The example has two independent audit surfaces, both verifiable, both bounded:

| Trail | Location | What it captures |
|---|---|---|
| **In-file audit chain** | `audit_trail_count` entries inside the `.aion` file, hash-chained, signed | `CreateGenesis` at v1, `CommitVersion` at v2 — the cryptographic ledger of changes to the policy file itself |
| **Decision log** (`--decision-log`) | NDJSON file the operator chooses | Every per-tick decision the agent made: which ticket, which action Claude proposed, which version of the policy was active, what the verdict was, and why |

The first is a **policy-mutation ledger** (what changed, who signed). The second is a **policy-application ledger** (what the gate decided to do, against what policy version).

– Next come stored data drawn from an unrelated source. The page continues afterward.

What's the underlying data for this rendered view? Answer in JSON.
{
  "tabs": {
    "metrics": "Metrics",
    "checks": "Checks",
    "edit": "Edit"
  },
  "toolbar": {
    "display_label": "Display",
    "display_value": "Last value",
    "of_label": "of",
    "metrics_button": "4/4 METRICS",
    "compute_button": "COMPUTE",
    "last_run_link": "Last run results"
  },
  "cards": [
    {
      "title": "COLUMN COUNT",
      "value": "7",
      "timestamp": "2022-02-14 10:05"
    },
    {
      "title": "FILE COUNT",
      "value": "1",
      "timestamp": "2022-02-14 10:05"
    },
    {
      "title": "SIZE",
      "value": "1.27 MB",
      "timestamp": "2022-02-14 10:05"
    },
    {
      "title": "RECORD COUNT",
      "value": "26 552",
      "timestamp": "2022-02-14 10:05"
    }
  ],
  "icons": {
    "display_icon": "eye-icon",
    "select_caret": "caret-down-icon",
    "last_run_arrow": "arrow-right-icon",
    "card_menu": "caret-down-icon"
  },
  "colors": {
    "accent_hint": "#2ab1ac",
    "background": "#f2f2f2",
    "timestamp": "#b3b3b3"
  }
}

Together they reconstruct everything an auditor needs: "at time T, the policy was version V (proven by the in-file chain) and the agent classified ticket X as `decision=...` (proven by the decision log)."

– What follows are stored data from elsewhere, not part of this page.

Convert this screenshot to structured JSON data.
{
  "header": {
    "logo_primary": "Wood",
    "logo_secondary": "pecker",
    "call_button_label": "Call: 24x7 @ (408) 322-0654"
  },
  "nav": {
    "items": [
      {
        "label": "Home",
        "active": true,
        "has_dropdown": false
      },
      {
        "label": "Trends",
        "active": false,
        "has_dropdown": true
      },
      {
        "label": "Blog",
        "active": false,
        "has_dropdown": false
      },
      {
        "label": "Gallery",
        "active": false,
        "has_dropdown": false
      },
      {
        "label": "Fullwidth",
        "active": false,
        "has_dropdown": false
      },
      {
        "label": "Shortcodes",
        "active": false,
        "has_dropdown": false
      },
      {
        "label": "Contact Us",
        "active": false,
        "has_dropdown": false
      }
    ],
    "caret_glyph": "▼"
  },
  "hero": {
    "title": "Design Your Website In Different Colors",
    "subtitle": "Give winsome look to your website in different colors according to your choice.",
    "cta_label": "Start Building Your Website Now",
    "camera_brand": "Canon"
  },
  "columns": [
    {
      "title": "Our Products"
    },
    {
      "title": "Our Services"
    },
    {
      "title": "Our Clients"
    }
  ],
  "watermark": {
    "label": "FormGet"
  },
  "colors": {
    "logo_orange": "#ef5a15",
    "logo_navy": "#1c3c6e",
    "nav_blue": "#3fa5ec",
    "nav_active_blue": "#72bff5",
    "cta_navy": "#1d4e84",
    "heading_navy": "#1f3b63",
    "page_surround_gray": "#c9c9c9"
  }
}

Phase 5 of the demo dumps the in-file chain to stdout so you can see it without reaching for the CLI:

```text
─── Phase 5 — in-file audit trail (hash-chained inside the .aion) ───
  audit_trail_count = 2
  #00  ts=1777131731111673740  author=81001  action=CreateGenesis  prev_hash=0000000000000000
  #01  ts=1777131731112170658  author=81001  action=CommitVersion  prev_hash=7014bcee78291585
```

## What you'll learn from running it

- How to wrap an LLM proposer in an `.aion` policy gate without
  giving the model any way to influence the gate.
- How a single signed-policy update flips the agent's allow-list
  in real time, with full audit trail, and no model re-anything.
- How the bounded reason vocabulary makes alert rules cheap: a
  prod alert on `event="agent_refused" AND reason="signature_invalid"`
  fires only on cryptographic tamper, not on routine policy blocks.